Polemik Revisi Qanun LKS, Dr. Rumadi: Harusnya Disikapi dengan Bijak
Font: Ukuran: - +
Reporter : Nora
Dr. Rumadi, MAg Dosen Universitas Islam Negeri (UIN) Syarif Hidayatullah Jakarta(Foto: NU Online)
DIALEKSIS.COM | Banda Aceh - Dosen Universitas Islam Negeri (UIN) Syarif Hidayatullah Jakarta, Dr. Rumadi, MAg ikut menanggapi polemik revisi Qanun Aceh Nomor 11 Tahun 2018 tentang Lembaga Keuangan Syariah (LKS).
Dirinya juga ikut mengamati proses keberadaan Qanun LKS dan ia sepakat agar LKS ditinjau kembali.
Baru-baru ini, pernyataan Sekretaris Ikatan Cendekiawan Muslim se-Indonesia (ICMI) Orwil Aceh Prof. Dr. dr. Rajuddin, telah mencuri perhatian publik, setelah mengeluarkan pernyataan kontroversi dan mengundang reaksi yang beragam.
Pernyataan tersebut menyerukan kelompok yang tidak mendukung bank syariah untuk meninggalkan Aceh, ini menimbulkan beragam respon di media sosial.
Menurut Dr Rumadi, kalimat tersebut justru bisa memicu polarisasi tidak sehat. Seharusnya dalam berpolemik itu bisa memberikan ungkapan yang menyejukkan.
“Usulan revisi Qanun LKS ini juga bukan sesuatu yang tiba-tiba, tapi ada peristiwa yang kemudian dievaluasi sehingga muncul permintaan untuk ditinjau kembali. Apalagi pasca BSI eror masyarakat tidak bisa bertransaksi, jadi wacana ini bukan hal dalam angan-angan tapi sesuatu yang rill dan faktual,” jelasnya.
Dalam persoalan, kata dia, harus disikapi secara arif dan bijaksana.

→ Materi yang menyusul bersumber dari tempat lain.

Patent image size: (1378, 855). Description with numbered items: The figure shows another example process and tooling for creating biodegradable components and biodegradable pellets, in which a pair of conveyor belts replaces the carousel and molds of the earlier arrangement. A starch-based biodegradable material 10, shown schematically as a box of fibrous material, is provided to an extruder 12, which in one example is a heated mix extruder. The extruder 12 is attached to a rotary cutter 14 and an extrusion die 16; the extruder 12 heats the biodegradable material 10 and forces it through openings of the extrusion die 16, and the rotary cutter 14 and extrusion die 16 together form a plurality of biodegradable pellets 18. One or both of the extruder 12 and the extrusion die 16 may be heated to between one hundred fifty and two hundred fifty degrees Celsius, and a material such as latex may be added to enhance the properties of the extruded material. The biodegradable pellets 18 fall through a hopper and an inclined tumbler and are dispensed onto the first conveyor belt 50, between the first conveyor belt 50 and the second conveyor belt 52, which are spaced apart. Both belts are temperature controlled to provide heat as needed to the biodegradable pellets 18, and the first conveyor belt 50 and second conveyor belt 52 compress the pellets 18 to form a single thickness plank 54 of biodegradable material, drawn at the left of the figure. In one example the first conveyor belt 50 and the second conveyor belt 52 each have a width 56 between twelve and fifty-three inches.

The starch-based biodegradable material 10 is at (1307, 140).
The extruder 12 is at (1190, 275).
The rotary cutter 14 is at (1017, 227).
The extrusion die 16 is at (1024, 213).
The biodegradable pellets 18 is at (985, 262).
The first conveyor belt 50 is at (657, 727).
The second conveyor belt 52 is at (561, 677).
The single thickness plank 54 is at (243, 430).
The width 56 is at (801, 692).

Ini bukan hanya berdampak pada ulama tetapi pada seluruh warga Aceh.
“Kepentingan masyarakat saya pikir adalah sangat penting dan saya yakin ulama di Aceh sudah paham bahwa kebijakan penguasa itu harus berkaitan dengan kemaslahatan masyarakat, yang mau dilindungi dan dilayani ya masyarakat,” pungkasnya. (Nor)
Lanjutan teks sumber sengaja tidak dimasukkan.